Why not? You could still do inference in this case.

jjk166 3 days ago | parent [-]

You could, and maybe sometimes you would, but generally you won't. If at all possible, it makes a lot more sense to improve your setup to reduce the x noise, either with a better setup or changing your x to be something you can better control.

GardenLetter27 3 days ago | parent | prev [-]

This fact underlies a lot of causal inference.

randrus 3 days ago | parent [-]

I’m not an SME here and would love to hear more about this.

CGMthrowaway 3 days ago | parent | prev | next [-]

So when fitting a trend, e.g. for data analytics, should we use eigenvector of the PCA instead of linear regression?

stdbrouw 3 days ago | parent [-]

(Generalized) linear models have a straightforward probabilistic interpretation -- E(Y|X) -- which I don't think is true of total least squares. So it's more of an engineering solution to the problem, and in statistics you'd be more likely to go for other methods such as regression calibration to deal with measurement error in the independent variables.

10000truths 3 days ago | parent | prev | next [-]

Is there any way to improve upon the fit if we know that e.g. y is n times as noisy as x? Or more generally, if we know the (approximate) noise distribution for each free variable?

dllu 2 days ago | parent | next [-]

Yeah, you can generally "whiten" the problem by scaling it in each axis until the variance is the same in each dimension. What you describe is if x and y have a covariance matrix of like

    [ σ², 0;
      0,  (nσ)² ]
but whitening also works in general for any arbitrary covariance matrix too.

[1] https://en.wikipedia.org/wiki/Whitening_transformation

defrost 3 days ago | parent | prev [-]

> Or more generally, if we know the (approximate) noise distribution for each free variable?

This was a thing 30 odd years ago in radiometric spectrometry surveying.

The X var was time slot, a sequence of (say) one second observation accumulation windows, the Yn vars were 256 (or 512, etc) sections of the observable ground gamma ray spectrum (many low energy counts from the ground, Uranium, Thorium, Potassium, and associated breakdown daughter products; some high energy counts from the infinite cosmic background that made it through the radiation belts and atmosphere to near surface altitudes)
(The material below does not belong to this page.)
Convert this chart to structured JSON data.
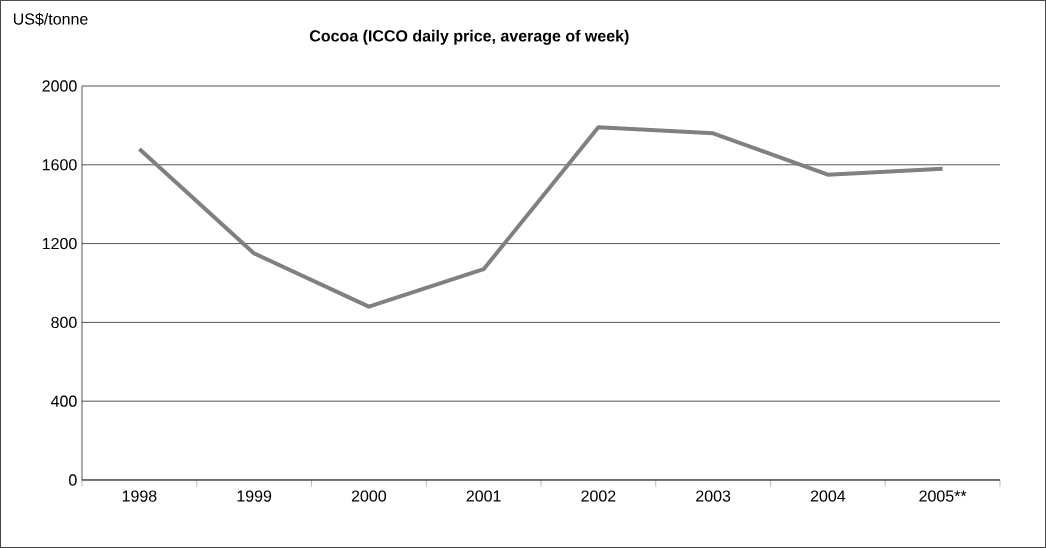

There was a primary NASVD (Noise Adjusted SVD) algorithm (Simple var adjustment based on expected gamma event distributions by energy levels) and a number of tweaks and variations based on how much other knowledge seemed relevant (broad area geology and radon expression by time of day, etc)

See, eg: Improved NASVD smoothing of airborne gamma-ray spectra Minty / McFadden (1998) - https://connectsci.au/eg/article-abstract/29/4/516/80344/Imp...

scotty79 2 days ago | parent | prev [-]

It might be cool to train neural network by minimizing error with assumption there's noise on both inputs and outputs.